About Ross Macdonald: Four Later Novels (LOA #295)
From his vantage point in Southern California—and through the eyes of his great creation, private eye Lew Archer—Ross Macdonald (the pseudonymn of Kenneth Millar) fashions a haunting, startlingly immediate vision of modern America: a swirling mix of sexual exploitation, intergenerational conflict, racial animosities, and ecological disaster.
In Black Money, Archer is hired to find a wealthy man gone missing and soon finds himself investigating a suspicious seven-year-old suicide. The case becomes a peeling away of many levels of deception, delusion, and false identity. Exploring themes of immigration and border-crossing central to Macdonald’s own life, Black Money also pays homage to The Great Gatsby, one of his favorite books.

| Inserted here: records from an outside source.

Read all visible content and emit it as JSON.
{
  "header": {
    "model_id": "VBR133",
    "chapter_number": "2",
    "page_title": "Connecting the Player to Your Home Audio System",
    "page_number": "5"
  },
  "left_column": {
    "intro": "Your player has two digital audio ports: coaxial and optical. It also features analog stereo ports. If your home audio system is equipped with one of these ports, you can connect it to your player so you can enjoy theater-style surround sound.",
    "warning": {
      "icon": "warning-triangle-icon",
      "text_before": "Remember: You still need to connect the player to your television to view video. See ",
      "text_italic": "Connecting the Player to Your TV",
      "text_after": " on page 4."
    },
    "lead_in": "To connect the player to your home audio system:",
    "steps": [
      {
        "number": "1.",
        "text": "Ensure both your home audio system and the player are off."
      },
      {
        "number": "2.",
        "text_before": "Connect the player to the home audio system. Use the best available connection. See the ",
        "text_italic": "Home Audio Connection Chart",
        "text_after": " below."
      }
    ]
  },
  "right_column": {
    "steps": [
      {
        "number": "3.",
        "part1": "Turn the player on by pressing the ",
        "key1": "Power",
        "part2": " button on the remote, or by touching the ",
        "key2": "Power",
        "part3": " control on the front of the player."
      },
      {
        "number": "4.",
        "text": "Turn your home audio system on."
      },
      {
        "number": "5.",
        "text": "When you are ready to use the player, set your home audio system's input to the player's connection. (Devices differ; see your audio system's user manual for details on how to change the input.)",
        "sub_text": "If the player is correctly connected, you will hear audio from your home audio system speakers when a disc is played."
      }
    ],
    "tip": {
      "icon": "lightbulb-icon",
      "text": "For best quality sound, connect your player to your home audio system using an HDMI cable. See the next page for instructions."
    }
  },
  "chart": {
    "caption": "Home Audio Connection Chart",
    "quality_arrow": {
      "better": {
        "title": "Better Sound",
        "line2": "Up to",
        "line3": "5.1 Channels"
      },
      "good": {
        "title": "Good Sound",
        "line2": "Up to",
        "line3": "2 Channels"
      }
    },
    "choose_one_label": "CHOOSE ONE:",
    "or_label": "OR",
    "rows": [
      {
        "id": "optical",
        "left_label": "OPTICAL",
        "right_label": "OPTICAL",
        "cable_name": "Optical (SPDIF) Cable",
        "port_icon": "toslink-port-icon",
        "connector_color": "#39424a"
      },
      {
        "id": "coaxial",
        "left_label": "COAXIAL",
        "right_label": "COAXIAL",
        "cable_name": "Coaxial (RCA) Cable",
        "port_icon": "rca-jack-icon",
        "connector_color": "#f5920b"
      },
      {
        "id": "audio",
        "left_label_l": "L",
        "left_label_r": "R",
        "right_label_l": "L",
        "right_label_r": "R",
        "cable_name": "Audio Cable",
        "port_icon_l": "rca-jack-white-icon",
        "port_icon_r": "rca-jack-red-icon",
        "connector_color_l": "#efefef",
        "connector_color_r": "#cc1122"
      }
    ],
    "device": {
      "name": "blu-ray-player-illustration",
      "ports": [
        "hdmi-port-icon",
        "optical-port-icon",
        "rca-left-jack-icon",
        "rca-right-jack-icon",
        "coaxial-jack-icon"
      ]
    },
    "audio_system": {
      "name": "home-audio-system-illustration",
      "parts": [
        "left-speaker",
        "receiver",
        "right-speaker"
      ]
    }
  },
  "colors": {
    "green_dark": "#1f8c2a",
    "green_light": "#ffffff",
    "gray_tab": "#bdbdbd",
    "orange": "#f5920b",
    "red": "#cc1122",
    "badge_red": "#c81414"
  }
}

The Instant Enemy begins with Archer’s search for a runaway teenage daughter and her troubled, possibly murderous boyfriend, a search that uncovers a morass of hidden wrongs. In an emotionally intense work that reflects the chaos and conflicts of his family’s troubled past, Macdonald gives indelible and ultimately tragic expression to the generational conflict and drug culture of the DJHCs.
An investigation into “a rather peculiar burglary” takes a drastic turn with the discovery of a body in an abandoned car on a beach in The Goodbye Look, the book that sealed Macdonald’s reputation as the preeminent crime novelist of his time. Tracking a stolen heirloom, Archer follows a trail of violence that lays bare a miasma of buried secrets and unforgotten traumas.
“In our day,” wrote Eudora Welty, “it is for such a novel as The Underground Man that the detective form exists.” A raging wildfire stirred by the Santa Ana winds serves as prelude to a chain of kidnapping and murder. Youthful rebellion is pitted against the hypocrisies of the older generation in a novel, in Welty’s estimation, “not only exhilaratingly well done; it is also very moving.”